Apologising for load shedding was foolish, says former South African president
Former president Thabo Mbeki says he now believes his public apology to South Africans for the country’s first experience of load shedding was “foolish”.
Speaking at the 2026 National Democratic Revolution (NDR) Seminar on 29 June 2026, Mbeki said his view changed after reading what he described as a leaked 2017 Special Investigating Unit (SIU) report.
He noted that the report suggested the crisis may have been deliberately engineered by corrupt elements within Eskom.
Mbeki served as South Africa’s president from June 1999 until September 2008, overseeing a period of strong economic growth but also the country’s first nationwide electricity crisis.
South Africa’s first experience with load shedding was at the beginning of 2008, following severe coal shortages at Eskom’s power stations that left the utility unable to meet electricity demand.
At the time, Mbeki’s administration apologised to the public, believing the crisis resulted from operational failures.
However, he has now said that the alleged findings of the leaked SIU report point to deliberate actions by individuals inside Eskom rather than poor governance and mismanagement.
According to Mbeki, the report alleged that power station managers ignored automated warnings that coal stockpiles were running dangerously low and intentionally failed to replenish them.
“The station managers just didn’t replenish, so they ran out of coal deliberately, and in terms of the rules and regulations of Eskom, once a thing like that happens, you declare an emergency,” Mbeki said.
He explained that declaring an emergency allowed Eskom to bypass normal procurement procedures.
“One consequence of the emergency is that you don’t need to tender.
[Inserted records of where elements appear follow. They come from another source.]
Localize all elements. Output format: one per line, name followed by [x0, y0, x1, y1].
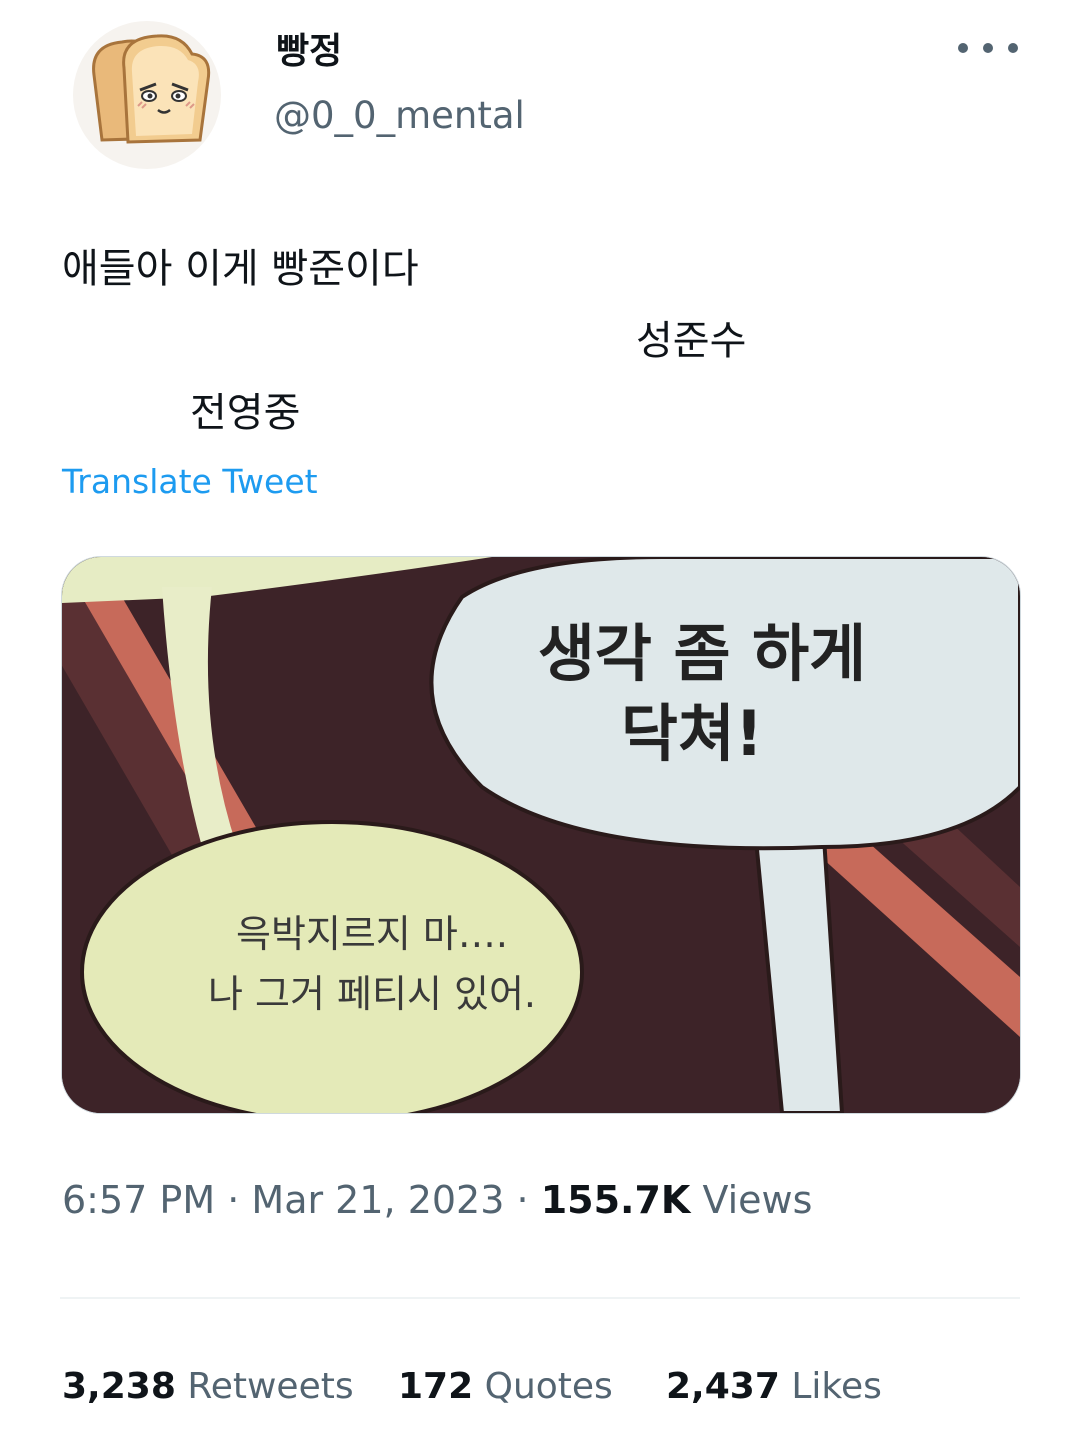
tweet-media-image[interactable]: 생각 좀 하게 닥쳐! 윽박지르지 마…. 나 그거 페티시 있어.: [61, 556, 1021, 1114]
more-options-icon: [958, 43, 968, 53]
tweet-text-line: 전영중: [190, 390, 301, 436]
tweet-date[interactable]: Mar 21, 2023: [251, 1178, 504, 1222]
speech-bubble-text: 닥쳐!: [621, 697, 763, 770]
display-name[interactable]: 빵정: [276, 22, 342, 74]
divider: [60, 1297, 1020, 1299]
views-count: 155.7K: [540, 1178, 691, 1222]
bread-face-icon: [73, 21, 221, 169]
separator: ·: [227, 1178, 240, 1222]
more-options-icon: [1008, 43, 1018, 53]
speech-bubble-text: 생각 좀 하게: [538, 617, 866, 690]
tweet-text-line: 애들아 이게 빵준이다: [62, 246, 419, 292]
speech-bubble-text: 윽박지르지 마….: [236, 912, 508, 956]
likes-label: Likes: [791, 1366, 882, 1407]
more-options-button[interactable]: [958, 30, 1018, 66]
tweet-time[interactable]: 6:57 PM: [62, 1178, 215, 1222]
tweet-metadata: 6:57 PM · Mar 21, 2023 · 155.7K Views: [62, 1178, 812, 1222]
avatar[interactable]: [62, 20, 232, 170]
retweets-stat[interactable]: 3,238 Retweets: [62, 1366, 354, 1407]
quotes-stat[interactable]: 172 Quotes: [398, 1366, 613, 1407]
quotes-count: 172: [398, 1366, 474, 1407]
separator: ·: [516, 1178, 529, 1222]
tweet-text-line: 성준수: [636, 318, 747, 364]
user-handle[interactable]: @0_0_mental: [274, 94, 525, 137]
speech-bubble-text: 나 그거 페티시 있어.: [208, 972, 536, 1016]
likes-stat[interactable]: 2,437 Likes: [666, 1366, 882, 1407]
quotes-label: Quotes: [484, 1366, 613, 1407]
views-label: Views: [702, 1178, 813, 1222]
more-options-icon: [983, 43, 993, 53]
likes-count: 2,437: [666, 1366, 780, 1407]
retweets-label: Retweets: [187, 1366, 354, 1407]
retweets-count: 3,238: [62, 1366, 176, 1407]
translate-tweet-link[interactable]: Translate Tweet: [62, 462, 318, 501]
You just go and buy the coal from whoever has got coal, and that immediately doubles the price of coal. It was deliberate.”
Mbeki said reading those allegations made him rethink his own response to the crisis nearly 20 years ago. “I apologised, so when I read this thing in the newspaper, I said to myself, ‘How foolish was I.’”
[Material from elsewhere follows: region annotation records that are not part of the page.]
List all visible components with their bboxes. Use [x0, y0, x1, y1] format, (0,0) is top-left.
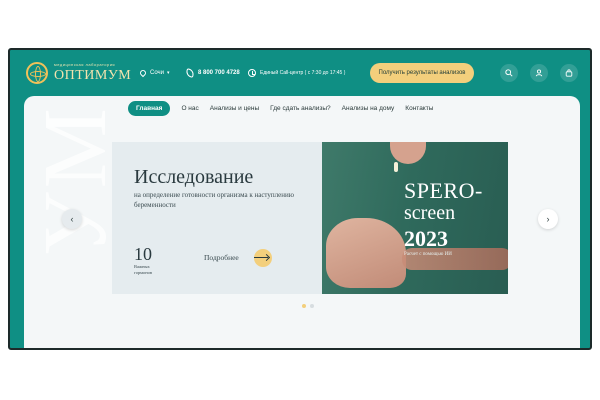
header-icons	[500, 64, 578, 82]
nav-item-tests-prices[interactable]: Анализы и цены	[210, 105, 259, 112]
callcenter-text: Единый Call-центр ( с 7:30 до 17:45 )	[260, 70, 346, 76]
chevron-right-icon: ›	[546, 214, 550, 224]
banner-description: на определение готовности организма к на…	[134, 191, 294, 209]
slider-next-button[interactable]: ›	[538, 209, 558, 229]
spero-note: Расчет с помощью ИИ	[404, 252, 452, 257]
spero-year: 2023	[404, 226, 448, 251]
days-number: 10	[134, 244, 152, 264]
location-pin-icon	[138, 68, 148, 78]
get-results-button[interactable]: Получить результаты анализов	[370, 63, 474, 83]
cart-icon[interactable]	[560, 64, 578, 82]
nav-item-locations[interactable]: Где сдать анализы?	[270, 105, 331, 112]
device-frame: медицинская лаборатория ОПТИМУМ Сочи ▾ 8…	[8, 48, 592, 350]
days-label: Важных гормонов	[134, 264, 153, 275]
city-selector[interactable]: Сочи ▾	[138, 68, 180, 78]
clock-icon	[248, 69, 256, 77]
logo-name: ОПТИМУМ	[54, 68, 132, 83]
city-label: Сочи	[150, 70, 165, 76]
callcenter-info: Единый Call-центр ( с 7:30 до 17:45 )	[248, 69, 358, 77]
nav-item-about[interactable]: О нас	[181, 105, 198, 112]
user-icon[interactable]	[530, 64, 548, 82]
arrow-right-icon	[254, 257, 268, 258]
main-nav: Главная О нас Анализы и цены Где сдать а…	[128, 101, 433, 116]
logo[interactable]: медицинская лаборатория ОПТИМУМ	[26, 62, 131, 84]
slider-dot-2[interactable]	[310, 304, 314, 308]
slider-dot-1[interactable]	[302, 304, 306, 308]
phone-icon	[185, 68, 195, 78]
promo-banner[interactable]: Исследование на определение готовности о…	[112, 142, 508, 294]
logo-emblem-icon	[26, 62, 48, 84]
site-header: медицинская лаборатория ОПТИМУМ Сочи ▾ 8…	[10, 50, 590, 96]
logo-subtitle: медицинская лаборатория	[54, 62, 116, 67]
logo-text: медицинская лаборатория ОПТИМУМ	[54, 63, 131, 83]
chevron-down-icon: ▾	[167, 70, 170, 76]
nav-item-contacts[interactable]: Контакты	[405, 105, 433, 112]
nav-item-home[interactable]: Главная	[128, 101, 171, 116]
phone-link[interactable]: 8 800 700 4728	[185, 68, 242, 78]
phone-number: 8 800 700 4728	[198, 70, 240, 76]
main-content-panel: УМ Главная О нас Анализы и цены Где сдат…	[24, 96, 580, 348]
more-link[interactable]: Подробнее	[204, 253, 239, 262]
banner-title: Исследование	[134, 166, 254, 188]
spero-title-line2: screen	[404, 202, 456, 224]
slider-dots	[302, 304, 314, 308]
nav-item-home-tests[interactable]: Анализы на дому	[342, 105, 395, 112]
slider-prev-button[interactable]: ‹	[62, 209, 82, 229]
search-icon[interactable]	[500, 64, 518, 82]
chevron-left-icon: ‹	[70, 214, 74, 224]
spero-title-line1: SPERO-	[404, 178, 483, 203]
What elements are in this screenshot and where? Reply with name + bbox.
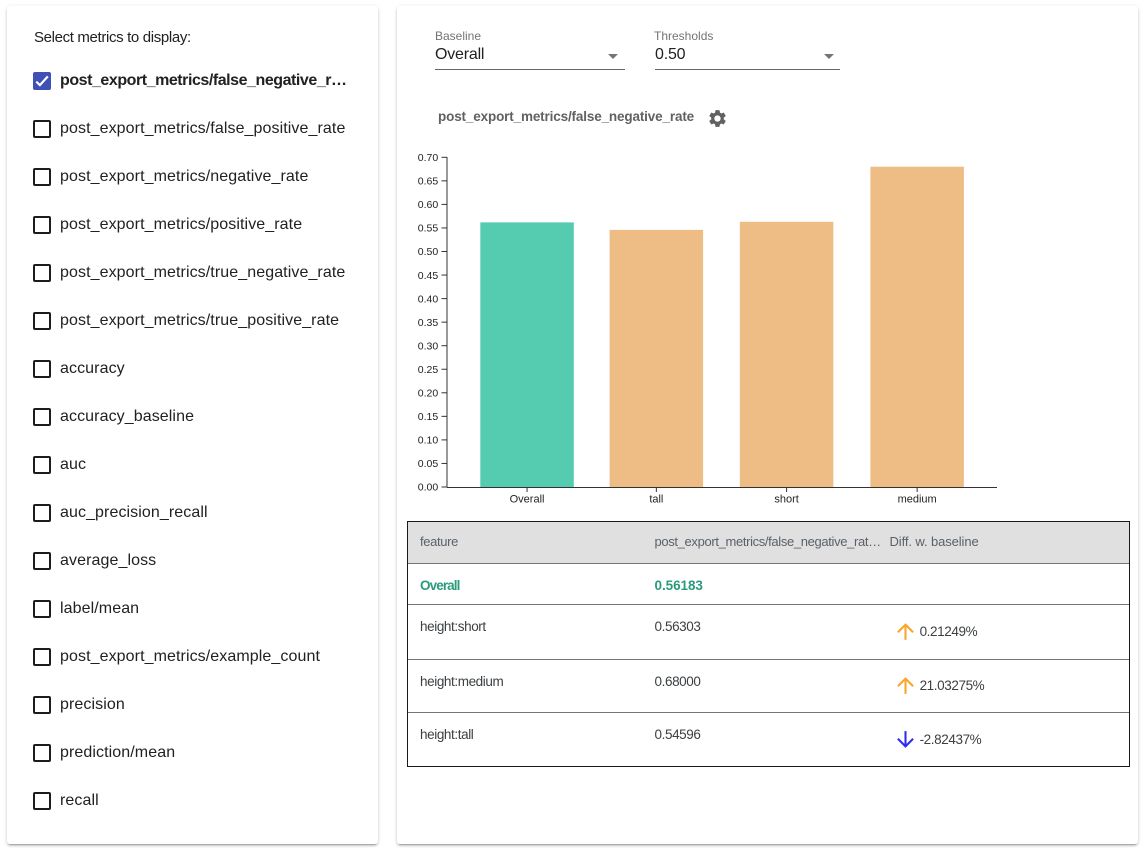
svg-text:0.25: 0.25 bbox=[418, 363, 439, 375]
svg-text:Overall: Overall bbox=[510, 493, 545, 505]
svg-text:0.05: 0.05 bbox=[418, 458, 439, 470]
svg-text:0.45: 0.45 bbox=[418, 269, 439, 281]
svg-text:0.10: 0.10 bbox=[418, 434, 439, 446]
svg-text:tall: tall bbox=[649, 493, 663, 505]
svg-text:0.60: 0.60 bbox=[418, 199, 439, 211]
svg-text:0.55: 0.55 bbox=[418, 222, 439, 234]
svg-text:0.65: 0.65 bbox=[418, 175, 439, 187]
svg-text:0.00: 0.00 bbox=[418, 481, 439, 493]
svg-text:0.70: 0.70 bbox=[418, 152, 439, 164]
svg-text:0.40: 0.40 bbox=[418, 293, 439, 305]
svg-text:short: short bbox=[774, 493, 798, 505]
svg-text:medium: medium bbox=[898, 493, 937, 505]
svg-text:0.50: 0.50 bbox=[418, 246, 439, 258]
svg-text:0.35: 0.35 bbox=[418, 316, 439, 328]
svg-text:0.15: 0.15 bbox=[418, 411, 439, 423]
svg-text:0.30: 0.30 bbox=[418, 340, 439, 352]
svg-text:0.20: 0.20 bbox=[418, 387, 439, 399]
Calls for the “secret” report to be released with full disclosure
He stressed that his government acted based on the information available at the time and had no indication that criminal conduct may have played a role in the crisis.
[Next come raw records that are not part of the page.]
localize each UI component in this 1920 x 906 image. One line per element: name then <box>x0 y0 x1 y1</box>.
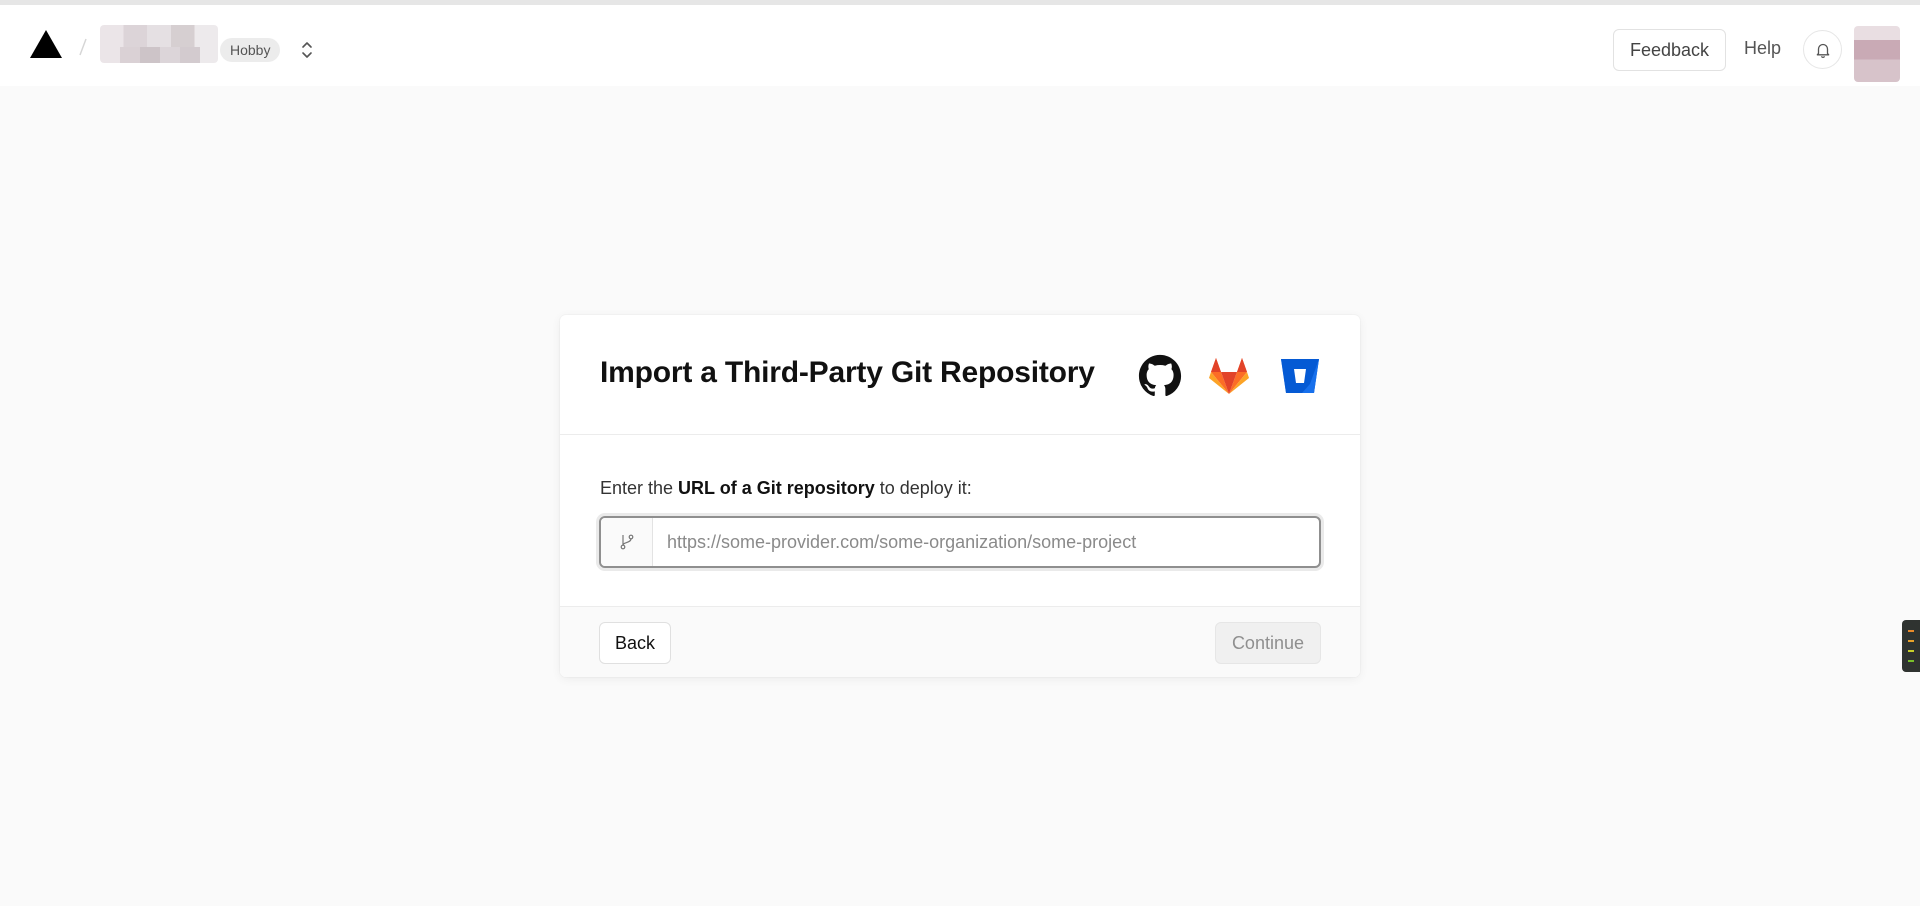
url-prompt: Enter the URL of a Git repository to dep… <box>600 478 972 499</box>
url-prompt-prefix: Enter the <box>600 478 679 498</box>
gitlab-icon <box>1209 358 1249 394</box>
card-footer: Back Continue <box>560 606 1360 677</box>
url-prompt-suffix: to deploy it: <box>874 478 972 498</box>
url-prompt-bold: URL of a Git repository <box>678 478 875 498</box>
team-switcher-chevrons-icon[interactable] <box>298 38 316 62</box>
card-body: Enter the URL of a Git repository to dep… <box>560 435 1360 606</box>
card-header: Import a Third-Party Git Repository <box>560 315 1360 435</box>
url-prefix <box>601 518 653 566</box>
import-git-repo-card: Import a Third-Party Git Repository Ente… <box>560 315 1360 677</box>
plan-badge: Hobby <box>220 38 281 62</box>
card-title: Import a Third-Party Git Repository <box>600 356 1095 389</box>
bitbucket-icon <box>1281 359 1319 393</box>
top-navbar: Hobby Feedback Help <box>0 5 1920 86</box>
repo-url-field <box>599 516 1321 568</box>
github-icon <box>1138 354 1182 397</box>
vercel-logo-icon[interactable] <box>28 28 64 60</box>
help-link[interactable]: Help <box>1744 38 1781 59</box>
team-name-redacted[interactable] <box>100 25 218 63</box>
bell-icon <box>1816 43 1829 58</box>
back-button[interactable]: Back <box>599 622 672 664</box>
feedback-button[interactable]: Feedback <box>1613 29 1726 71</box>
continue-button[interactable]: Continue <box>1214 622 1321 664</box>
notifications-button[interactable] <box>1803 30 1842 69</box>
repo-url-input[interactable] <box>653 518 1319 566</box>
git-branch-icon <box>620 534 633 550</box>
side-toolbar-handle[interactable] <box>1902 620 1920 672</box>
breadcrumb-separator-icon <box>79 38 87 56</box>
user-avatar-redacted[interactable] <box>1854 26 1900 82</box>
Mbeki noted that although an apology was appropriate given the circumstances, it did not address whether the allegations in the report are accurate.
“So we take responsibility. I apologised. That’s the right way to respond given the information we had,” Mbeki said.
“In substance, given what actually happened, the problem needed a much better response than an apology. But we didn’t know. We didn’t know the truth.”
The SIU report referred to by Mbeki has never been officially released to the public.
According to Mbeki, the report was completed in 2017 during former president Jacob Zuma’s administration, after he was commissioned to investigate the causes of the 2007 and 2008 electricity crises.
The report’s alleged findings have renewed calls from trade unions and civil society organisations for its full publication.
They argue that if the electricity crisis was intentionally created to benefit corrupt suppliers, those responsible should face criminal prosecution.
This is not the first time Mbeki has made these allegations about the origins of the load shedding crisis in South Africa.
The former president first made these allegations during the African National Congress (ANC) National Executive Committee (NEC) Lekgotla in January 2026.
“These are extremely serious allegations,” said the South African Federation of Trade Unions (SAFTU) in response to the allegations.
“If true, they amount not simply to corruption or incompetence, but to deliberate economic sabotage against the people of South Africa.”
The union added that claims of this magnitude cannot rest on speeches or political interpretations. “They must be supported by evidence, transparency, and prosecutions. South Africans deserve facts, not conspiracy theories.”
It demanded that the SIU report be released with full disclosure of its findings and the naming of all responsible individuals.
“A democracy cannot be governed through secret reports. If workers suffered because of deliberate actions, those responsible must go to jail,” it added.